Tout en adhérant aux valeurs du milieu organisationnel, le·la nouvel·le arrivant·e détient également un rôle actif dans le processus d’intégration, déployant des stratégies diverses pour faire face à l’incertitude, donner du sens à son environnement et apprendre les bases de son nouveau rôle. Il·elle recherche activement des informations, et souhaite être reconnu·e pour ses forces personnelles. Plutôt que d’attendre passivement que les choses se produisent, il·elle anticipe les situations, prend des initiatives et agit de manière autonome. Tout en s’intégrant dans son organisation, il·elle peut aussi exprimer qui il·elle est réellement. Afin que son adaptation s’effectue au mieux, il est essentiel que celui·celle-ci puisse avant tout participer et s’exprimer le plus librement possible, et se sente respecté·e.

Cette relativisation du rôle des dispositifs de formation dans l’apprentissage et une montée en puissance du sujet comme acteur ou actrice de son apprentissage interroge les pratiques de formation des nouveaux entrants. Vaut-il mieux encourager des programmes formels, collectifs et structurés d’intégration des nouveaux entrants ou est-il davantage conseillé de miser sur l’agentivité individuelle des nouveaux·lles entrant·es et que ces dernier·ères puissent participer et exprimer des opinions ou des comportements qui reflètent leurs valeurs personnelles ? La conférence aura pour objectif de donner quelques éléments de réponses à ces questionnements.

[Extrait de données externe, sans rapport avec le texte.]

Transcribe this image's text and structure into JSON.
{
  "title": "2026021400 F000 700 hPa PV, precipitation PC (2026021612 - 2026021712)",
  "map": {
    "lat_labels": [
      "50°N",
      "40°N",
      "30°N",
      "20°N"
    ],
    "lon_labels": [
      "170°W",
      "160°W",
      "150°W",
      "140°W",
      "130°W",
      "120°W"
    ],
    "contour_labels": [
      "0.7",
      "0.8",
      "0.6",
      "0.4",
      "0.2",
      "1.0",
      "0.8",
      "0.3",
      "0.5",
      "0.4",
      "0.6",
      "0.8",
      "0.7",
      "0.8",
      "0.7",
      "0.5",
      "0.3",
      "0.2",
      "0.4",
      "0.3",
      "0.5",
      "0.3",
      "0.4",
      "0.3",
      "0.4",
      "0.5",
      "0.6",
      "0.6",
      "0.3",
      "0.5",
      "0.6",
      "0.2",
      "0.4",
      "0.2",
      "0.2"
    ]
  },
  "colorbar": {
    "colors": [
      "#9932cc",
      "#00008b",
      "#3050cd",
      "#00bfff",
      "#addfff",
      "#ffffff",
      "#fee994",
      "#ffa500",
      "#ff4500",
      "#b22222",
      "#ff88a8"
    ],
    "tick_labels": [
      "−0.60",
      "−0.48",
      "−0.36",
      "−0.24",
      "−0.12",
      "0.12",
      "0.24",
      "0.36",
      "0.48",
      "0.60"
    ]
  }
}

Charlotte De Boer, collaboratrice scientifique et chargée d'enseignement à l'Université de Genève au sein de l'équipe ACT'FOR (Apprentissage et compétences, au travail, en formation et dans les organisations). Ses recherches portent principalement sur la transition formation-emploi et l'entrée dans l'organisation, ainsi que l'engagement et la motivation en formation, avec comme public cible les étudiant.es inscrits dans l'enseignement supérieur.